Personal information
- Nationality: Slovenian
- Born: 26 July 1997 (age 28)

Sport
- Sport: Athletics
- Event: Sprint

Achievements and titles
- Personal bests: 400m: 44.70 (Maribor, 2025) NR

= Rok Ferlan =

Slovenian sprinter

Rok Ferlan (born 26 July 1997) is a Slovenian sprinter. He has represented his country at multiple-major championships and is the Slovenian national record holder over 400 metres.

==Career==
He reached the semi-finals of the 400 metres at the 2024 World Athletics Indoor Championships in Glasgow, Scotland. He was also a semi-finalist in the 400 metres at the 2024 European Athletics Championships in Rome, running a personal best of 45.52 seconds.

He competed for Slovenia at the 2025 European Athletics Indoor Championships in Apeldoorn, Netherlands.
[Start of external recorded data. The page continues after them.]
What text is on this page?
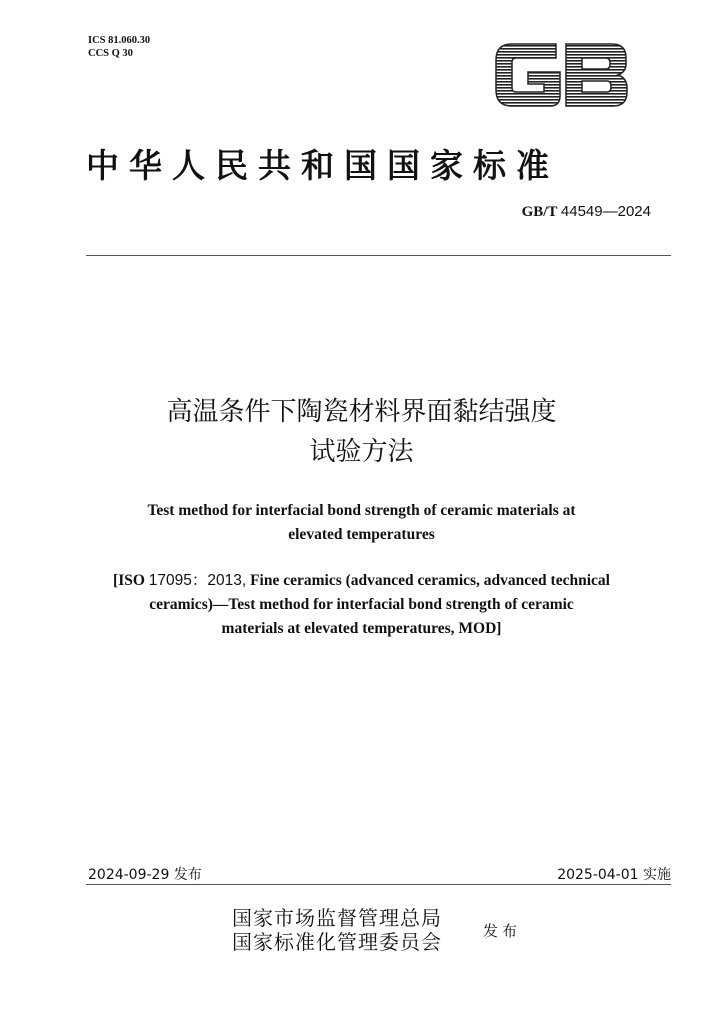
ICS 81.060.30
CCS Q 30
中华人民共和国国家标准
GB/T 44549—2024
高温条件下陶瓷材料界面黏结强度
试验方法
Test method for interfacial bond strength of ceramic materials at
elevated temperatures
[ISO 17095：2013, Fine ceramics (advanced ceramics, advanced technical
ceramics)—Test method for interfacial bond strength of ceramic
materials at elevated temperatures, MOD]
2024-09-29 发布	2025-04-01 实施
国家市场监督管理总局
国家标准化管理委员会	发布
He was runner-up to Alexander Doom in the 400 metres at the 2025 European Athletics Team Championships Second Division in Maribor, breaking the previous Slovenian national record set by Luka Janežič in 2017. In September 2025, he competed at the 2025 World Athletics Championships in Tokyo, Japan, reaching the as far as semi-finals of the men's 400 metres.